I remember a certain species of goosebumps, my first. I was twelve years old maybe, part of a choir festival a half century ago in a small town in Wisconsin, dozens of kids drawn from a dozen Christian schools. The music was Bach—“Jesu, Joy of Man’s Desiring.” For almost fifty years I’ve not been able to hear that piece without remembering that day. My entire self—heart, soul, mind, and strength—reacted to the beauty.
Those goosebumps arrived in an afternoon rehearsal before the big concert that night. I remember what that gym looked like, which step I occupied on the bleachers, and some of the kids who stood around me; and I remember being embarrassed because this unmanly tearful impulse, this odd soul tremor was a threat that required whatever testosterone I had to stifle. Something weird in me made tears arise.
The music was gorgeous. I didn't know Bach from Beethoven, but I knew what we were singing was glorious. But my girlfriend was there, and I haven’t forgotten that either. She stood a row or two beneath me in the choir, and her being there was part of this odd emotional seizure. The music alone would not have raised such a visceral reaction. My seeing her, a row or two beneath me was part of the moment too.
And faith played a role too—we were singing about Jesus, of course, and we were all kids from Christian schools; and then there was the beautiful music—we couldn’t do much better than Bach; and my girlfriend—well, I suppose most of us experience love long before we can define it. Being part of something so much bigger than myself had to play a role too—all these kids were making a beautiful, joyful noise.

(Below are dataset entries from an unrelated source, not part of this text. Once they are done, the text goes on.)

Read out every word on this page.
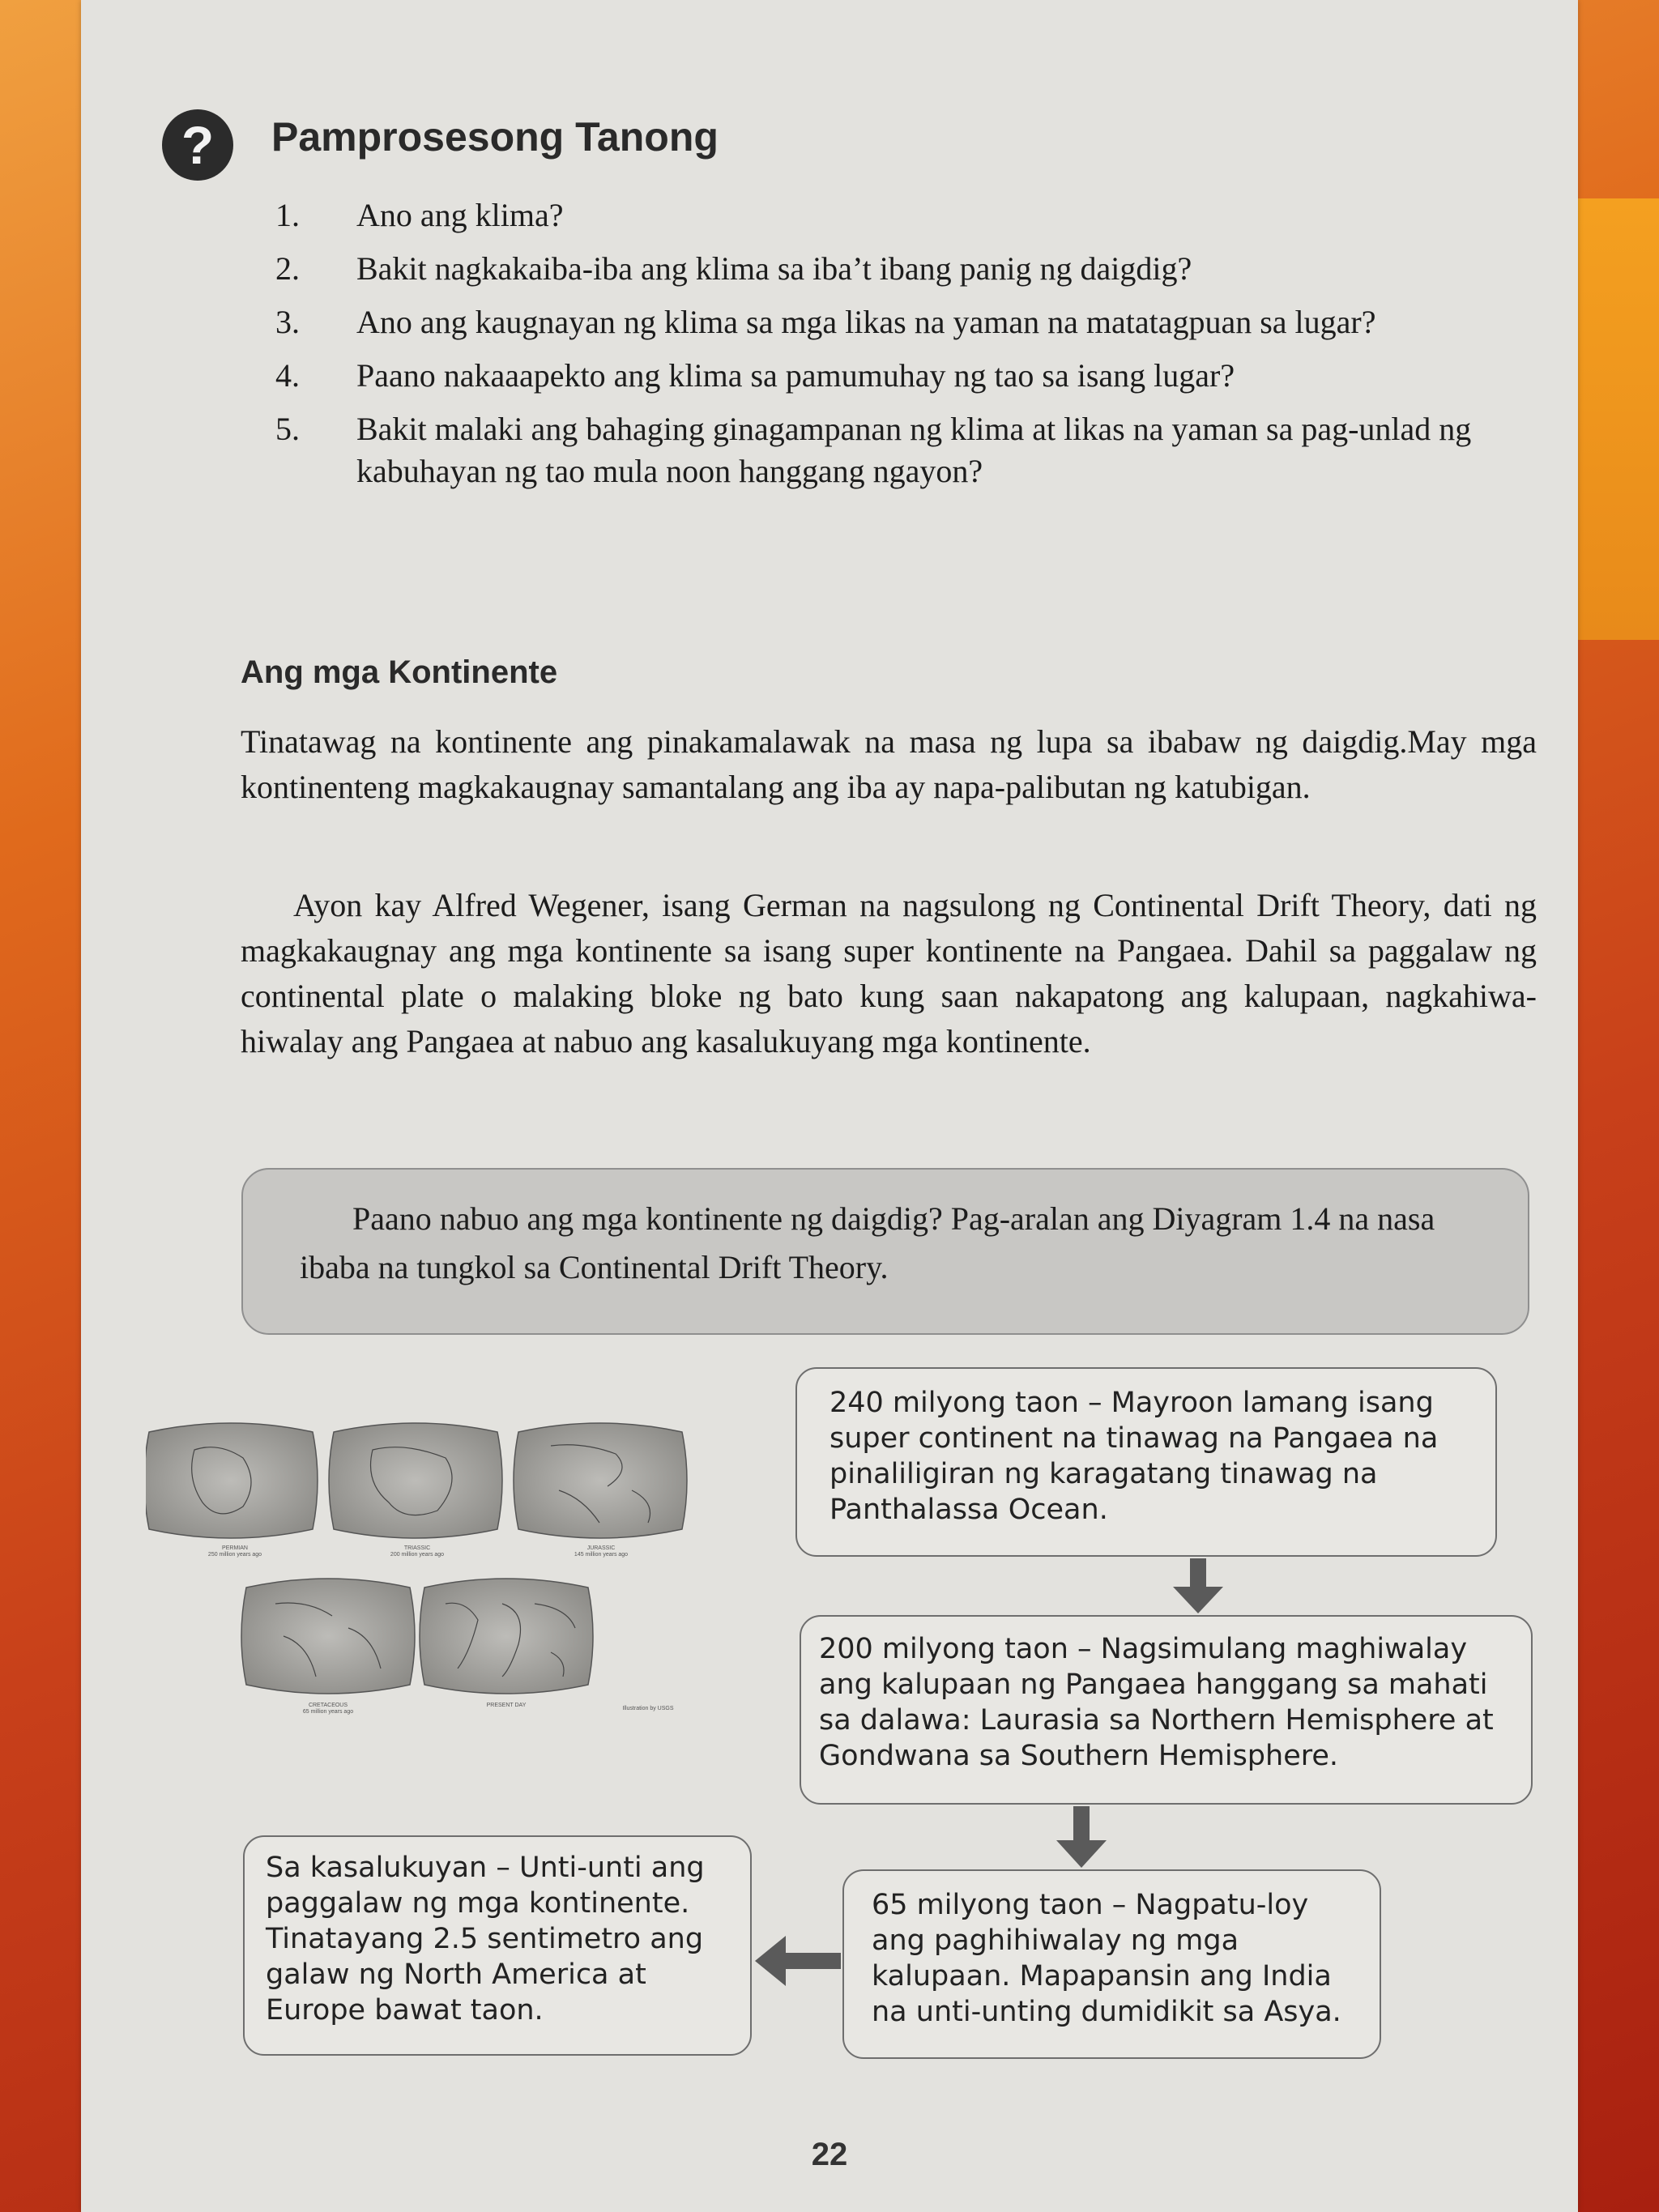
?	Pamprosesong Tanong
1. Ano ang klima?
2. Bakit nagkakaiba-iba ang klima sa iba’t ibang panig ng daigdig?
3. Ano ang kaugnayan ng klima sa mga likas na yaman na matatagpuan sa lugar?
4. Paano nakaaapekto ang klima sa pamumuhay ng tao sa isang lugar?
5. Bakit malaki ang bahaging ginagampanan ng klima at likas na yaman sa pag-unlad ng kabuhayan ng tao mula noon hanggang ngayon?
Ang mga Kontinente

Tinatawag na kontinente ang pinakamalawak na masa ng lupa sa ibabaw ng daigdig.May mga kontinenteng magkakaugnay samantalang ang iba ay napa-palibutan ng katubigan.

Ayon kay Alfred Wegener, isang German na nagsulong ng Continental Drift Theory, dati ng magkakaugnay ang mga kontinente sa isang super kontinente na Pangaea. Dahil sa paggalaw ng continental plate o malaking bloke ng bato kung saan nakapatong ang kalupaan, nagkahiwa-hiwalay ang Pangaea at nabuo ang kasalukuyang mga kontinente.

Paano nabuo ang mga kontinente ng daigdig? Pag-aralan ang Diyagram 1.4 na nasa ibaba na tungkol sa Continental Drift Theory.

PERMIAN
250 million years ago
TRIASSIC
200 million years ago
JURASSIC
145 million years ago
CRETACEOUS
65 million years ago
PRESENT DAY

Illustration by USGS
240 milyong taon – Mayroon lamang isang super continent na tinawag na Pangaea na pinaliligiran ng karagatang tinawag na Panthalassa Ocean.
200 milyong taon – Nagsimulang maghiwalay ang kalupaan ng Pangaea hanggang sa mahati sa dalawa: Laurasia sa Northern Hemisphere at Gondwana sa Southern Hemisphere.
65 milyong taon – Nagpatu-loy ang paghihiwalay ng mga kalupaan. Mapapansin ang India na unti-unting dumidikit sa Asya.
Sa kasalukuyan – Unti-unti ang paggalaw ng mga kontinente. Tinatayang 2.5 sentimetro ang galaw ng North America at Europe bawat taon.
22
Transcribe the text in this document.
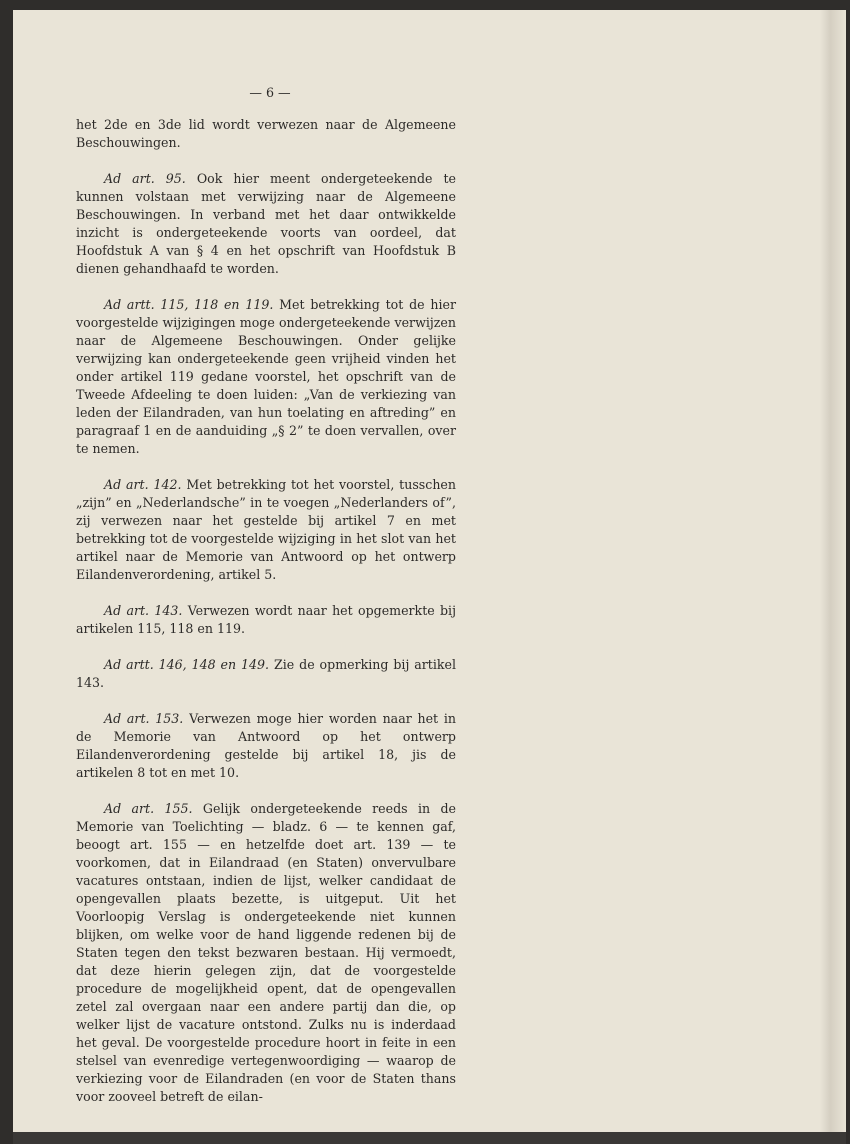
— 6 —

het 2de en 3de lid wordt verwezen naar de Algemeene Beschouwingen.

Ad art. 95. Ook hier meent ondergeteekende te kunnen volstaan met verwijzing naar de Algemeene Beschouwingen. In verband met het daar ontwikkelde inzicht is ondergeteekende voorts van oordeel, dat Hoofdstuk A van § 4 en het opschrift van Hoofdstuk B dienen gehandhaafd te worden.

Ad artt. 115, 118 en 119. Met betrekking tot de hier voorgestelde wijzigingen moge ondergeteekende verwijzen naar de Algemeene Beschouwingen. Onder gelijke verwijzing kan ondergeteekende geen vrijheid vinden het onder artikel 119 gedane voorstel, het opschrift van de Tweede Afdeeling te doen luiden: „Van de verkiezing van leden der Eilandraden, van hun toelating en aftreding” en paragraaf 1 en de aanduiding „§ 2” te doen vervallen, over te nemen.

Ad art. 142. Met betrekking tot het voorstel, tusschen „zijn” en „Nederlandsche” in te voegen „Nederlanders of”, zij verwezen naar het gestelde bij artikel 7 en met betrekking tot de voorgestelde wijziging in het slot van het artikel naar de Memorie van Antwoord op het ontwerp Eilandenverordening, artikel 5.

Ad art. 143. Verwezen wordt naar het opgemerkte bij artikelen 115, 118 en 119.

Ad artt. 146, 148 en 149. Zie de opmerking bij artikel 143.

Ad art. 153. Verwezen moge hier worden naar het in de Memorie van Antwoord op het ontwerp Eilandenverordening gestelde bij artikel 18, jis de artikelen 8 tot en met 10.

Ad art. 155. Gelijk ondergeteekende reeds in de Memorie van Toelichting — bladz. 6 — te kennen gaf, beoogt art. 155 — en hetzelfde doet art. 139 — te voorkomen, dat in Eilandraad (en Staten) onvervulbare vacatures ontstaan, indien de lijst, welker candidaat de opengevallen plaats bezette, is uitgeput. Uit het Voorloopig Verslag is ondergeteekende niet kunnen blijken, om welke voor de hand liggende redenen bij de Staten tegen den tekst bezwaren bestaan. Hij vermoedt, dat deze hierin gelegen zijn, dat de voorgestelde procedure de mogelijkheid opent, dat de opengevallen zetel zal overgaan naar een andere partij dan die, op welker lijst de vacature ontstond. Zulks nu is inderdaad het geval. De voorgestelde procedure hoort in feite in een stelsel van evenredige vertegenwoordiging — waarop de verkiezing voor de Eilandraden (en voor de Staten thans voor zooveel betreft de eilan-
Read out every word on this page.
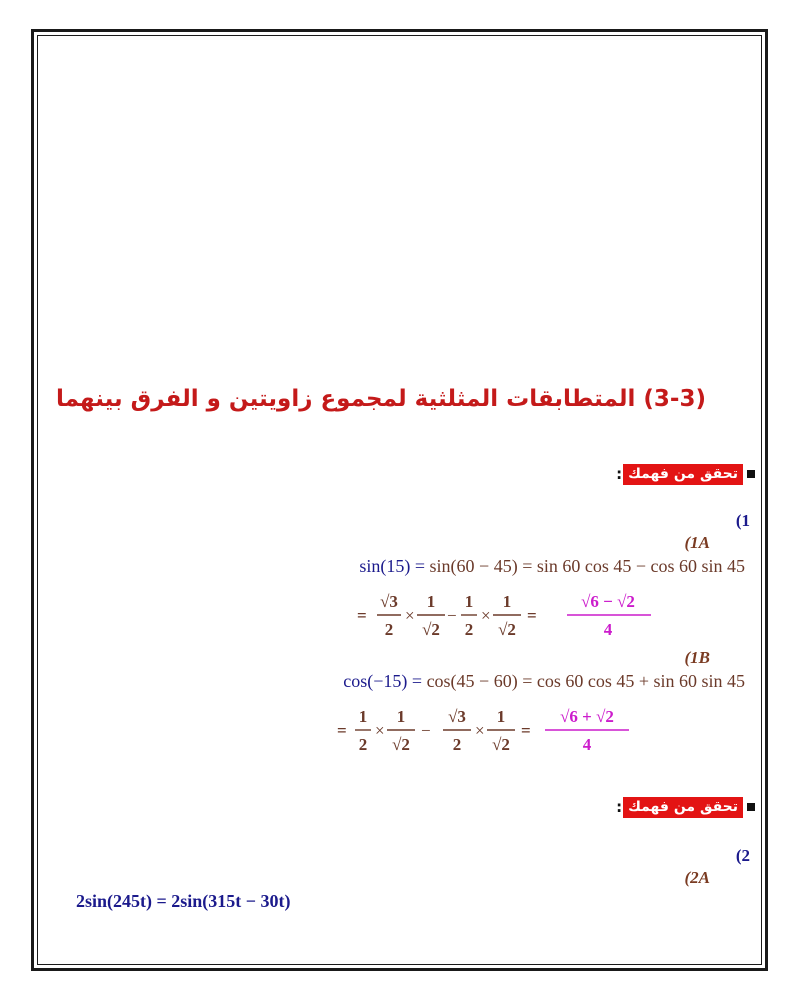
(3-3) المتطابقات المثلثية لمجموع زاويتين و الفرق بينهما
تحقق من فهمك
:
(1
(1A
sin(15) = sin(60 − 45) = sin 60 cos 45 − cos 60 sin 45
=
√3
2
×
1
√2
−
1
2
×
1
√2
=
√6 − √2
4
(1B
cos(−15) = cos(45 − 60) = cos 60 cos 45 + sin 60 sin 45
=
1
2
×
1
√2
−
√3
2
×
1
√2
=
√6 + √2
4
تحقق من فهمك
:
(2
(2A
2sin(245t) = 2sin(315t − 30t)
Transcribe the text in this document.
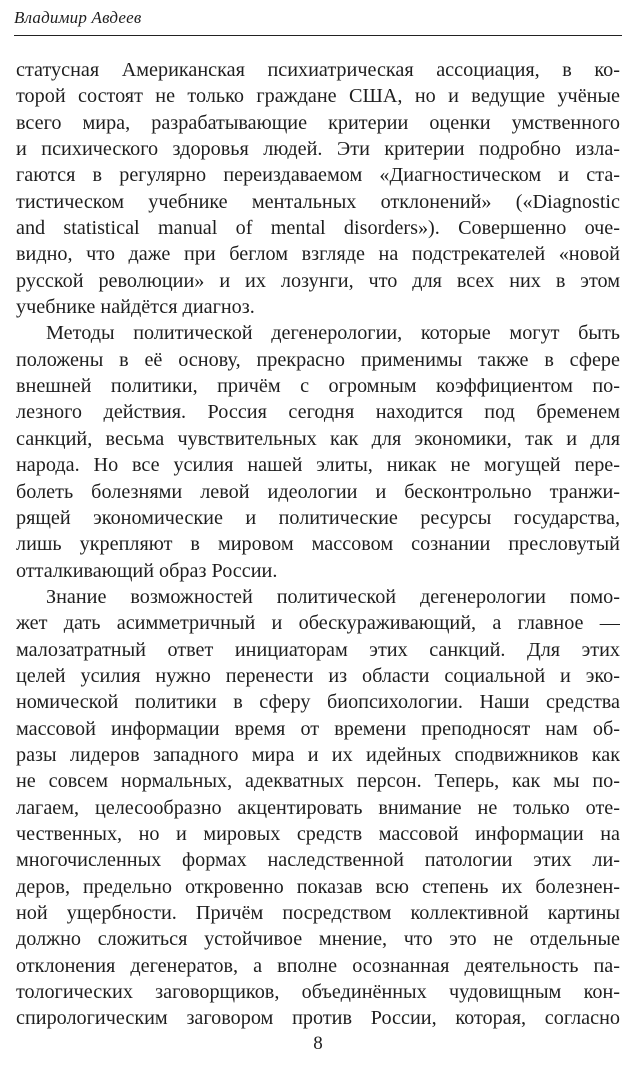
Владимир Авдеев
статусная Американская психиатрическая ассоциация, в ко-
торой состоят не только граждане США, но и ведущие учёные
всего мира, разрабатывающие критерии оценки умственного
и психического здоровья людей. Эти критерии подробно изла-
гаются в регулярно переиздаваемом «Диагностическом и ста-
тистическом учебнике ментальных отклонений» («Diagnostic
and statistical manual of mental disorders»). Совершенно оче-
видно, что даже при беглом взгляде на подстрекателей «новой
русской революции» и их лозунги, что для всех них в этом
учебнике найдётся диагноз.
Методы политической дегенерологии, которые могут быть
положены в её основу, прекрасно применимы также в сфере
внешней политики, причём с огромным коэффициентом по-
лезного действия. Россия сегодня находится под бременем
санкций, весьма чувствительных как для экономики, так и для
народа. Но все усилия нашей элиты, никак не могущей пере-
болеть болезнями левой идеологии и бесконтрольно транжи-
рящей экономические и политические ресурсы государства,
лишь укрепляют в мировом массовом сознании пресловутый
отталкивающий образ России.
Знание возможностей политической дегенерологии помо-
жет дать асимметричный и обескураживающий, а главное —
малозатратный ответ инициаторам этих санкций. Для этих
целей усилия нужно перенести из области социальной и эко-
номической политики в сферу биопсихологии. Наши средства
массовой информации время от времени преподносят нам об-
разы лидеров западного мира и их идейных сподвижников как
не совсем нормальных, адекватных персон. Теперь, как мы по-
лагаем, целесообразно акцентировать внимание не только оте-
чественных, но и мировых средств массовой информации на
многочисленных формах наследственной патологии этих ли-
деров, предельно откровенно показав всю степень их болезнен-
ной ущербности. Причём посредством коллективной картины
должно сложиться устойчивое мнение, что это не отдельные
отклонения дегенератов, а вполне осознанная деятельность па-
тологических заговорщиков, объединённых чудовищным кон-
спирологическим заговором против России, которая, согласно
8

Psalm 147 says, first thing out of the box, how pleasant it is praise him—how pleasant. It’s an amazingly human assertion: "Sheesh, praising God feels good." The first declaration of this psalm has nothing to do with duty (“we should praise him”) or his wanting our praise. Instead, the psalm starts with all of us from the Me Generation: hey, praising God just plain feels good. And, oh yeah, it’s fitting too.
I wonder whether my skin turned inside out and my tears ducts threatened because, maybe for the first time, my “self” disappeared. I got lost in the music, lost in affection, lost in the joyful affirmation of group love that is choral music, lost in all those things, lost in plain beauty, just flat-out lost, lost in praise.
Just about every great religion maintains that self-lessness is a good, good thing. Love is selfless. Heroism is selfless. Vivid spiritual experience is always selfless. When Mariane Pearl heard of her husband Danny’s brutal execution at the hands of terrorists some years ago, she said she was able to handle it because she’d been chanting. She’s Hindu. “The real benefit of having practiced and chanted was that at that moment was that I was so clear on what was going on. This is a time when I didn’t think about myself at all,” she says. And that was a gift.
Sometimes it’s just good to lose yourself. It’s good to praise, to give yourself to God. It’s good to love, to give yourself away. Praise—whether it’s evoked by a Bach chorale or bright new dawn—gives us a chance to empty ourselves.
And that’s good, and it’s pleasant,
and it’s fitting before the King—our King, the joy of man’s desiring.